Paulson and Blanchett gave a hilariously off-the-wall joint interview on “Today” that included more jokes at each others’ expense than information about the movie. Bullock also talked more about the movie, her career in general and the sexist behavior she’s been exposed to over the years.

AMC announced a special advanced “Girls Night Out” screening at select locations to help get the buzz going, an event that was open to all genders despite the name.


In addition to what I shared at THR, I just want to point out that this movie *feels* like an installment in the Ocean’s franchise. It has the same sizzle and energy as the trailers for the first three movies and that’s a big chunk of the heavy lifting that needed to be done. While the campaign doesn’t make the connection to the earlier movies overt, it gives off the vibe of being part of the same world and featuring some of the same character types, which is very much a good thing.

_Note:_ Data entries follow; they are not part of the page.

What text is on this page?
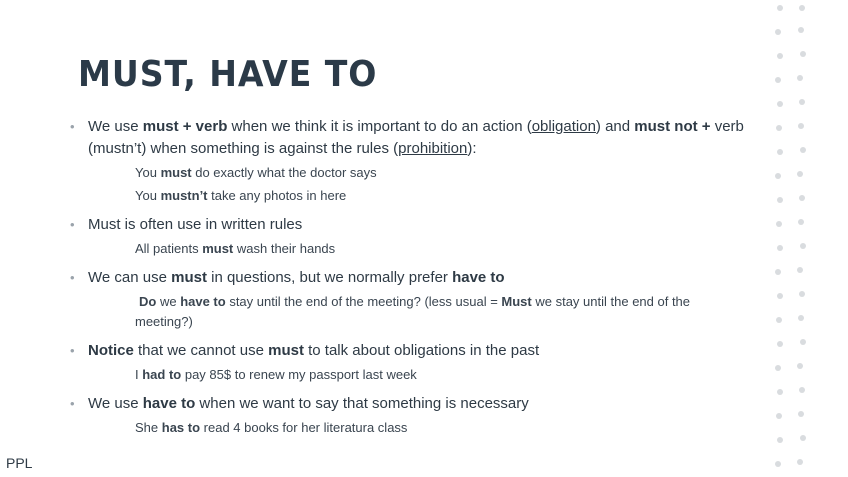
MUST, HAVE TO
• We use must + verb when we think it is important to do an action (obligation) and must not + verb (mustn’t) when something is against the rules (prohibition):
You must do exactly what the doctor says
You mustn’t take any photos in here
• Must is often use in written rules
All patients must wash their hands
• We can use must in questions, but we normally prefer have to
Do we have to stay until the end of the meeting? (less usual = Must we stay until the end of the meeting?)
• Notice that we cannot use must to talk about obligations in the past
I had to pay 85$ to renew my passport last week
• We use have to when we want to say that something is necessary
She has to read 4 books for her literatura class
PPL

There were multiple interviews with Sarah Edwards, the movie’s costume designer, as she talked about outfitting all the actors for the fake Met Gala they attend. How that event was filmed was also the subject of a behind-the-scenes profile.


Get the details on the Touissant Necklace that is the object of the heist.


Given that James Corden has a supporting role in the movie it’s only natural the cast would stop by his show to have some fun.


Gary Ross, the movie’s director, spoke about what cameos from the first three movies did or didn’t make the cut for the finished film.


More from Anne Hathaway and others in the cast here about how they hope the movie will help burst the myth that female-led movies are question marks theatrically.
Another quick profile of breakout star Awkwafina here. And Helena Bonham Carter is finally getting some attention with a profile where she talks about how fun it was to work on a light caper movie.